長いこと友達やっとるけど、手え握られると、やっぱりびっくりするもんなんやな。
今のうちに好きなだけびっくりしとき。
この後もっとびっくりされて大声あげられたら、それこそ敵わんからな。

「ホンマに蔵、今日は寂しい感じなんやね……慰めてくれる女の子おらんのん?」
「……わかっとるやろ?」
「ようけおるー」
「ははっ。言うてくれるなあ。おるわけないやろ……」
「うそよー。蔵が呼んだらすぐにっ――
――お前しか」

立ち上がっていきなり抱きすくめた俺に、結局びっくりしたお前の声が、愛しい。
エクスタシーや。いやいや、ふざけてへんよ。
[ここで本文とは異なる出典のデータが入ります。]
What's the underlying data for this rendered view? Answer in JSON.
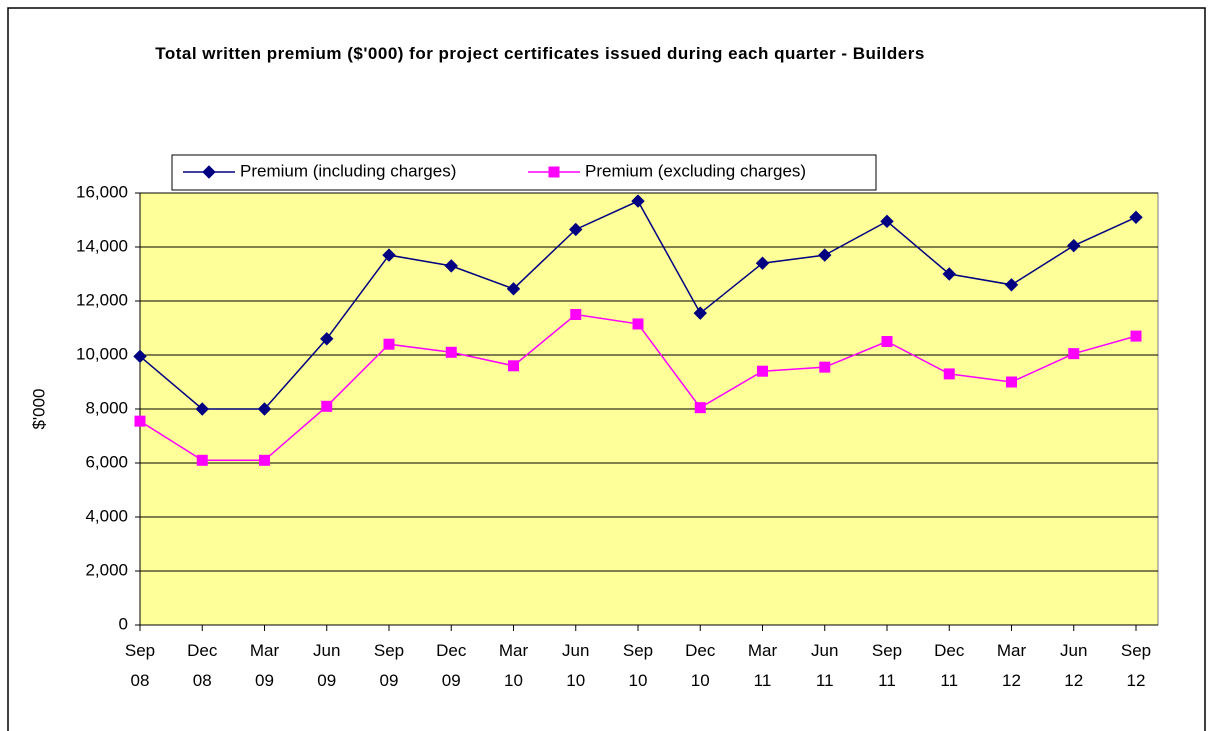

ホンマで。

「蔵っ……なんっ」
「最近なあ、気が滅入ってしゃあなかって」
「どどないしたん、どない……」
「不安になんねん」
「え、えっ」
「妙に女になってくお前を見とるとな、誰かに、取られそうやって」
「は……」
「今までは、傍に居ってくれるだけで感謝やったんやけどな……独り占めしたなってきた」
「ど、どういう……蔵、ど、どきどきするやんっ」

はははっ。
お前めっちゃ正直やな。顔、真っ赤にして。
どきどきするやなんて、アホやなあ。そんなん直球過ぎて俺、めちゃめちゃ興奮するやろ?
ホンマ好きやで、そういうとこ。
言うたかて、俺もめっちゃどきどきしてんで。そう見えんかもしれんけどな。

「お前が必要やねん。助けて欲しいんや」
「助けて欲しいって……な、なにしたらええの? わたし……」

いま、俺に抱きつかれてめっちゃ混乱しとるお前よりも、ずっとずっと前から、俺な。

「なんもせんでええよ」
「え、なんも?」
「ん……ただ、頷いてくれたら……唇、かわええな。食べてしまいたいわ」
「ま、まま……待って、蔵、心の準備……」
「待てへん。お前を見るたびに、胸が苦しいんや」
「く、蔵……」
「この苦しみから俺が逃れる方法は、たったひとつしかないって気付いたんや。今日」
「え、きょ、今日っ……!?」

思い立ったら吉日、っちゅうてな。

「お前を俺のモンにするしか、ないやろ」

――せやから俺のこと、助けて?





fin.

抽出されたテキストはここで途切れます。